The new “Our wines express our sites” campaign from the Verband Deutscher Prädikatsweingüter (VDP) puts the spotlight squarely on the origins of its members’ wines: the vineyards. In the coming weeks, nine different VDP.GROSSE LAGE®-classified sites will grace the streets and subway stations of large German cities including Berlin, Hamburg, and Munich. Normally one must travel to one of Germany’s wine regions like the Mosel, Nahe or Franken to experience the unique terrain in which world-renowned German wines grow.

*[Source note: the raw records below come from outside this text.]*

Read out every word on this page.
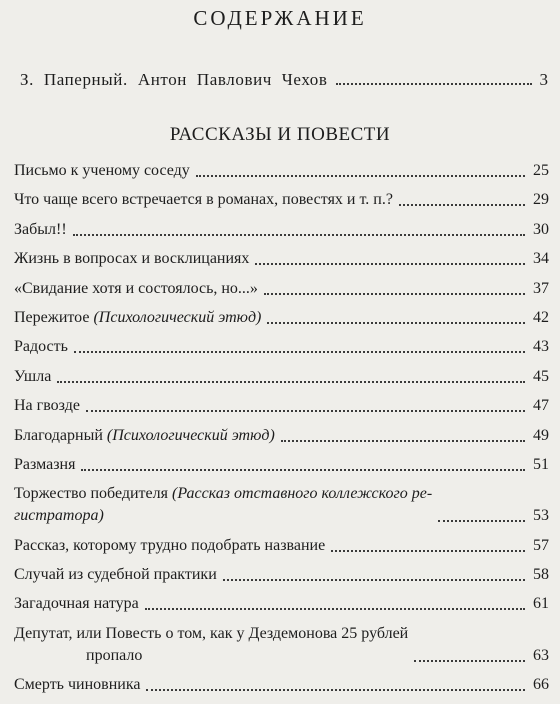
СОДЕРЖАНИЕ
З. Паперный. Антон Павлович Чехов	3
РАССКАЗЫ И ПОВЕСТИ
Письмо к ученому соседу	25
Что чаще всего встречается в романах, повестях и т. п.?	29
Забыл!!	30
Жизнь в вопросах и восклицаниях	34
«Свидание хотя и состоялось, но...»	37
Пережитое (Психологический этюд)	42
Радость	43
Ушла	45
На гвозде	47
Благодарный (Психологический этюд)	49
Размазня	51
Торжество победителя (Рассказ отставного коллежского ре-
гистратора)	53
Рассказ, которому трудно подобрать название	57
Случай из судебной практики	58
Загадочная натура	61
Депутат, или Повесть о том, как у Дездемонова 25 рублей
пропало	63
Смерть чиновника	66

Each clip overlays an image of a VDP.GROSSE LAGE® site with a positive attribute, establishing an emotional bond between wine and vineyard. For example, BASSGEIGE-KÄHNER, a VDP.GROSSE LAGE® site in Baden, is labeled as “LAYERED” while BERG SCHLOSSBERG in the Rheingau is “EPIC” and ALTE LAY on the Ahr is “DEEP.” The sites were captured strikingly in recent months by photographer Peter Bender.
The campaign also stakes a deliberate marker in the current political debate.
With some legislators currently debating a ban on wine advertising, the new VDP posters show how wine marketing can be conducted responsibly, with respect for nature and culture instead of appealing to recklessness and excess.
“In a time when stricter rules are being discussed for wine advertising, we’re seeking to communicate the importance of wine culture. Our focus is on presenting our vineyards, and the work the wine world does to preserve that cultural landscape and heritage,” says Steffen Christmann, president of the VDP and himself a winegrower.
The new origins campaign will be rolled out on the digital billboards of WallDecaux, and will tie into last year’s campaign “What counts is personality in the glass.” Taken together, the two campaigns make a convincing argument about the challenges and rewards of fine wine production. On the one side are the winegrowers who cultivate the vines and tend to the landscapes, working all year long toward a climatic harvest. On the other side, vintners are inherently at the mercy of the environment in which their grapes grow. The site, soil, and natural conditions such as wind, sun, and rain all shape wine as a cultural product. It takes both personalities and origin to prevent wine from degrading into an uninteresting beverage of indistinguishable taste.
The work and dedication of winegrowers is what ultimately helps preserve the physical and cultural landscape.
They toil tirelessly to maintain the beloved steep slopes of the Mittelrhein and the hillside vineyards of Württemberg. Each of these factors makes clear the difference between the respectful enjoyment of a cultural product such as wine and the indiscriminate consumption of alcohol. And highlights the importance of protecting wine as a cultural asset. But this effort requires many supporters —including in advertising.
An advertising ban, as is currently being discussed in the EU, would put yet another challenge on a wine industry already faced with climate change and the increasing industrialization of wine. The VDP and Wine in Moderation are instead appealing to other players in the wine world to join the initiative with their campaigns and to work together toward conscientious communication of wine as a cultural product and the promotion of responsible enjoyment.